Time-Optimal Sublinear Algorithms for Matching and Vertex Cover

We present a near-tight analysis of the average "query complexity" -- \`a la Nguyen and Onak [FOCS'08] -- of the randomized greedy maximal matching algorithm, improving over the bound of Yoshida, Yamamoto and Ito [STOC'09]. For any $n$-vertex graph of average degree $\bar{d}$, this leads to the following sublinear-time algorithms for estimating the size of maximum matching and minimum vertex cover, all of which are provably time-optimal up to logarithmic factors: $\bullet$ A multiplicative $(2+\epsilon)$-approximation in $\widetilde{O}(n/\epsilon^2)$ time using adjacency list queries. This (nearly) matches an $\Omega(n)$ time lower bound for any multiplicative approximation and is, notably, the first $O(1)$-approximation that runs in $o(n^{1.5})$ time. $\bullet$ A $(2, \epsilon n)$-approximation in $\widetilde{O}((\bar{d} + 1)/\epsilon^2)$ time using adjacency list queries.
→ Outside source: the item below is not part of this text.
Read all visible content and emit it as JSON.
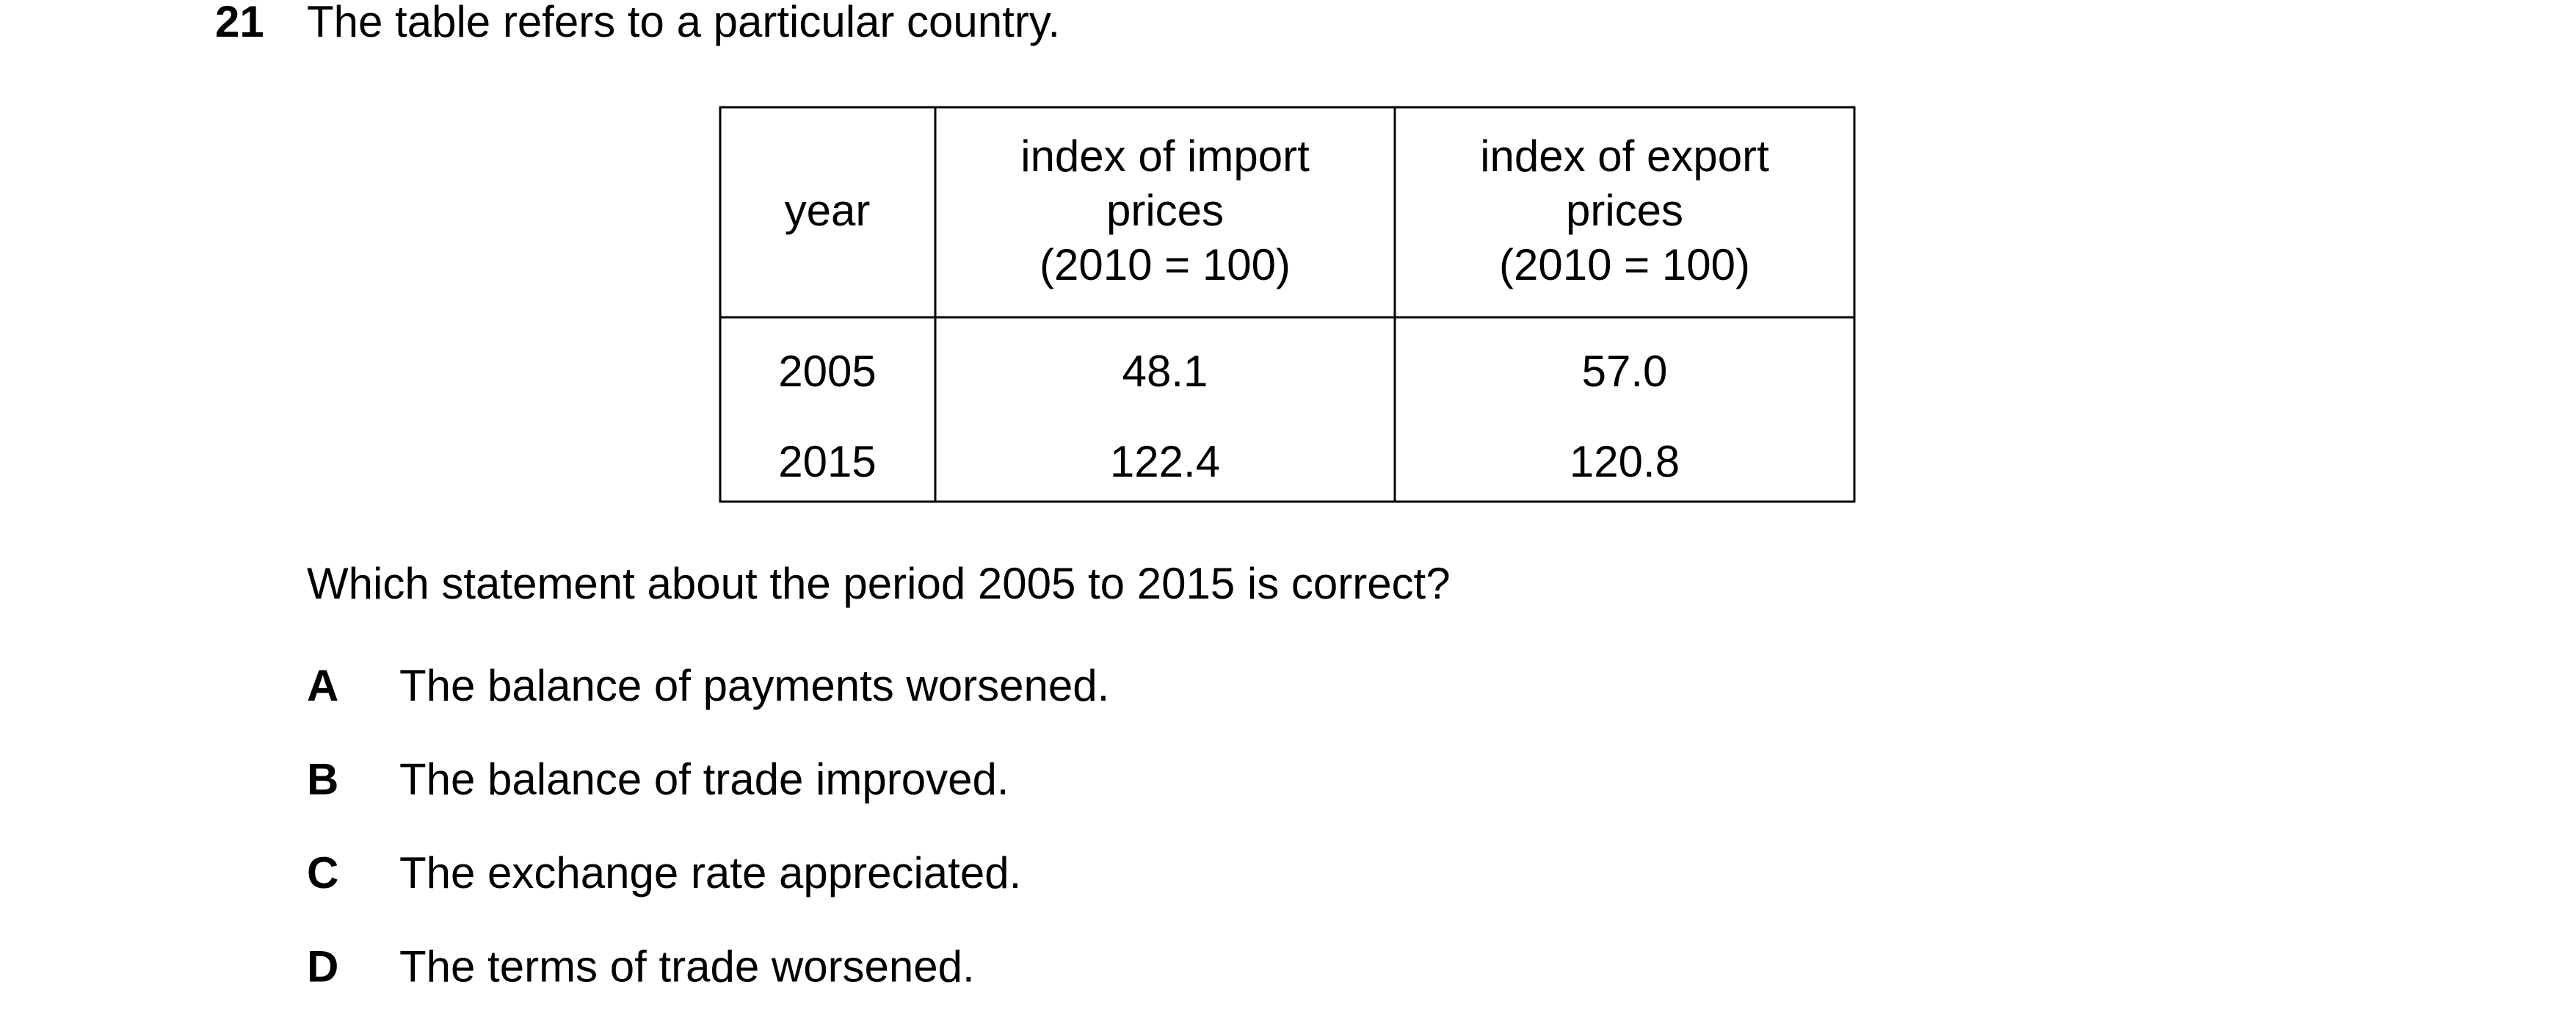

This (nearly) matches an $\Omega(\bar{d}+1)$ lower bound of Parnas and Ron [TCS'07] which holds for any $(O(1), \epsilon n)$-approximation, and improves over the bounds of [Yoshida et al. STOC'09; Onak et al. SODA'12] and [Kapralov et al. SODA'20]: The former two take at least quadratic time in the degree which can be as large as $\Omega(n^2)$ and the latter obtains a much larger approximation. $\bullet$ A $(2, \epsilon n)$-approximation in $\widetilde{O}(n/\epsilon^3)$ time using adjacency matrix queries. This (nearly) matches an $\Omega(n)$ time lower bound in this model and improves over the $\widetilde{O}(n\sqrt{n})$-time $(2, \epsilon n)$-approximate algorithm of [Chen, Kannan, and Khanna ICALP'20]. It also turns out that any non-trivial multiplicative approximation in the adjacency matrix model requires $\Omega(n^2)$ time, so the additive $\epsilon n$ error is necessary too. As immediate corollaries, we get improved sublinear time estimators for (variants of) TSP and an improved AMPC algorithm for maximal matching.